Geçen hafta msn adresim,sanal alemde hacker denilen,gerçek hayattaki adını ise buraya yazmamın uygun olmadığı bir nevi canlı olduğunu tahmin ettiğim bir şahıs tarafından ele geçirildi.

Bu bayan arkadaş(daha sonra kendisiyle görüşebildik bir arkadaşımın msn i sayesinde) sözde benden bir şekilde zarar gördüğünü ifade eden,ve fakat aynı zamanda benim listemdeki birçok kişiye direk zarar vermeyi amaçlayan, ne adını nede beni nerden tanıdığını sölemeye cesareti olmayan biri.Kimisine saçma sapan mail yollamış,kimisinden adıma kontür istemiş,kimisine aşkını ilan etmiş,bazısına beni nerden tanıdığını sorup peşimi bırakması için tehdit etmiş.Yani anlıyacağınız insani vasıflara sığmayacak bütün hareketleri bir bir yapmış.Ben tabi bir şekilde adresimi geri aldım ve benim adıma yapılan bütün bu kanı bozuk hareketler için özür diledim.

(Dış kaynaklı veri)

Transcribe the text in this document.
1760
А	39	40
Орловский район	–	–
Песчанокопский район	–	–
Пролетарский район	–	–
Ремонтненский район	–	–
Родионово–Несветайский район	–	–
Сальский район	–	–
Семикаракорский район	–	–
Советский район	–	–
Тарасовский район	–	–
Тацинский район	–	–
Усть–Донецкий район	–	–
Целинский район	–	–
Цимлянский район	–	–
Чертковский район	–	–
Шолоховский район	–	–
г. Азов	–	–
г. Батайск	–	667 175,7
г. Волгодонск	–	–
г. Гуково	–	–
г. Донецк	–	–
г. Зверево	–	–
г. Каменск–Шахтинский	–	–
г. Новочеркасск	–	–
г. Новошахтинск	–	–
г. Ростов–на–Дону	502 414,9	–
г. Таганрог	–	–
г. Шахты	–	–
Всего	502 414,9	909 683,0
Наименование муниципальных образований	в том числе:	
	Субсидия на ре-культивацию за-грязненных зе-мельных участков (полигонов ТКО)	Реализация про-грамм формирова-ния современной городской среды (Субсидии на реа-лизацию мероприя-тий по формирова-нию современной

Efendim başka bir gelişmede annemin,almanyadan beri dost olan arkadaşlarının Türkiye ye gelmesiydi.Walter ve Brigitte uzun zaman sonra tekrar ülkemize gelerek bizleri çok mutlu ettiler ancak sanırım biz onları eskisi kadar mutlu edemedik.Walter ağzı açık bir şekilde İstanbulun ne kadar büyüdüğünü ve İstanbulda yaşanan trafik sorununun ne kadar bunaltıcı olduğunda yakındı.Ayrıca sokakların ne kadar çok mutsuz insanla dolduğunun 3 yıl önce geldiklerinde bukadar mutsuz insanı bir arada görmediklerini ve bunun sebebini defalarca sordu.
Şöylr bir düşündümde,taa Almanyada gelen bir misafir bile bu kadar net bir şekilde durumun

vahim olduğunun kararını verebiliyorsa bizler nasıl bunu göremiyoruz? hergeçen gün yozlaşan insani ilişkilerimiz,duygularımızı saklama çabamız,dost olmanın enayi olarak ifade edilmesi,sevginin aşkın paraya dayatılması,karıyer zorlaması yüzünden segmente edilmiş hayatlarımız,bir tarafta aç zavallı insanlar yaşarken diğer tarafta trilyonların havaya eğlence adıyla saçılması,dolandırıcıya beyefendi adam gibi adama zavallı denmesi...

Bize neler oldu böyle? kim bizi bu hale getirdi? neden bu kadar canavarlaştık?
Bu soruların cevabını vermek için biraz daha süre tanıyın lütfen bana,belki diğer yazımda bir kısmını kendimce çözebilirim fakat şu an inanın düşünecek kapasite bende mevcut değil maalesef.Hoş olsada pek bir işe yaramaz ama neyse.

geçen yazı da çok tanınan bir usta şairimizin pek bilinmeyen bir şiirini eklemiştim.gelen tepkilerden gördüm ki bu sayfada şiir paylaşılması şart.en azından 2-3 yazıda bir buraya eklemem gerekiyor.

Hazır yeri gelmişken bu yazıda da büyük usta necati cumalıdan bir şiir paylaşmalıyım,üstelik madem bu kadar İstanbulun,bizlerin değişmesinden konuştuk,bunula ilgili bir şey eklemeliyim.
buyrun bakalım beğenecekmisiniz?

İSTANBULUN SERSERİ ÇOCUKLARI

İstanbul'un serseri çocukları
Birde bu köylerden gelenler
İstanbul'lu hanımlar beylere tasa

Üzülmeyin hanımlar beyler
Cami avlularının güvercinleri
Boğaz sularında yosunlar midyeler
Nasıl uçuyor tutunuyorsa
Sur diplerinin gözü pek ayrık otları
Düz duvara sarılan o bıçkın sarmaşıklar da
Boy atacak yeşerecekler nasıl olsa

İtile kakıla İstanbul sokaklarında
O köylüler öğrenecekler yürümesini
Bir gün gelecek onlar anlatacakalar
İstanbulu'un en doğru en güzel hikayesini

1965

Bu bir gün nezaman gelecek bilemiyorum ama ustanın bu şiirinin üzerinden 40 yıl geçmesine rağmen maalesef hala gelen giden yok...Sanırım uzunca bir sürede olamayacak!